Easiest way to increase current supply from a linear voltage regulator?

Discussion in 'General Electronics Chat' started by Subterranean, Jan 15, 2011.

  1. Subterranean

    Thread Starter New Member

    Jul 27, 2010
    I'd like to take a voltage from a normal linear voltage regulator, a 7812 for instance but I may end up pulling a bit more current than the 1A it's rated for. I've been looking for easy ways to increase this and I found the following page:
    I am especially looking at the colour images in the comments section at the bottom. They show a positive regulator (78xx) paired with a NPN transistor (with some caps and resistor). Would this work? Everything else I've read says a positive regulator must be paired with a PNP transistor and visa versa for negative regulators (like in the very first image on that page, not in the comments section).

    If the circuits in the comments section wont work, is the first circuit on the page taken from the datasheet of the regulator the best way to increase current supply?

    Thanks for any help.
  2. thatoneguy

    AAC Fanatic!

    Feb 19, 2009
    The 78xx driving transistor(s) for higher current is a simple method of increasing current, but it is very inefficient. Using 6 transistors off a 7812 for reference voltage would dissipate 100% of the voltage difference between input and output as heat.

    What are your input voltage, output voltage, and current requirements?

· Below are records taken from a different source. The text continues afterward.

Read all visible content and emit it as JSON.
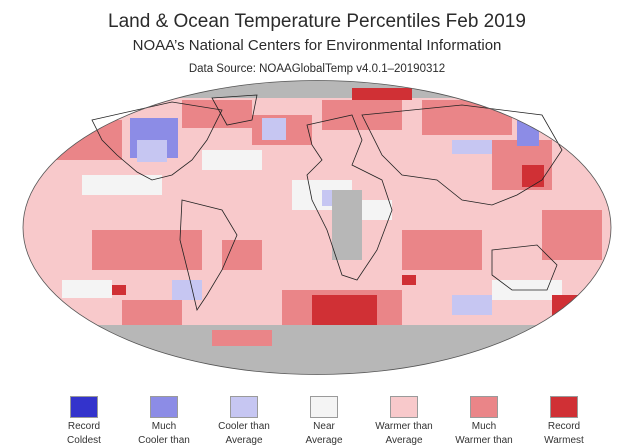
{
  "header": {
    "title": "Land & Ocean Temperature Percentiles Feb 2019",
    "subtitle": "NOAA’s National Centers for Environmental Information",
    "source": "Data Source: NOAAGlobalTemp v4.0.1–20190312"
  },
  "map": {
    "projection": "Robinson (approx.)",
    "categories": {
      "record_coldest": "#3333cc",
      "much_cooler": "#8c8ce6",
      "cooler": "#c6c6f2",
      "near": "#f4f4f4",
      "warmer": "#f8c9cb",
      "much_warmer": "#ea8588",
      "record_warmest": "#d03035",
      "no_data": "#b7b7b7"
    }
  },
  "legend": [
    {
      "line1": "Record",
      "line2": "Coldest",
      "color": "#3333cc"
    },
    {
      "line1": "Much",
      "line2": "Cooler than",
      "color": "#8c8ce6"
    },
    {
      "line1": "Cooler than",
      "line2": "Average",
      "color": "#c6c6f2"
    },
    {
      "line1": "Near",
      "line2": "Average",
      "color": "#f4f4f4"
    },
    {
      "line1": "Warmer than",
      "line2": "Average",
      "color": "#f8c9cb"
    },
    {
      "line1": "Much",
      "line2": "Warmer than",
      "color": "#ea8588"
    },
    {
      "line1": "Record",
      "line2": "Warmest",
      "color": "#d03035"
    }
  ]
}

    A Switch Mode regulator may be closer to what you are trying to get, though they are a bit more complicated, they are a lot more efficient.
  3. timrobbins

    Active Member

    Aug 29, 2009
    If "I may end up pulling a bit more current than the 1A it's rated for" is say less than say 2A, then consider using 2 or 3 regs in parallel. Regs are cheap, and circuit change is dead simple. Heatsinking loss goes up. They don't share at low current levels (use a series output resistance for each reg - regulation not as spot on), but they do share ok at higher current levels (if both on same heatsink). Of course it is assumed your power source is up the increased rating.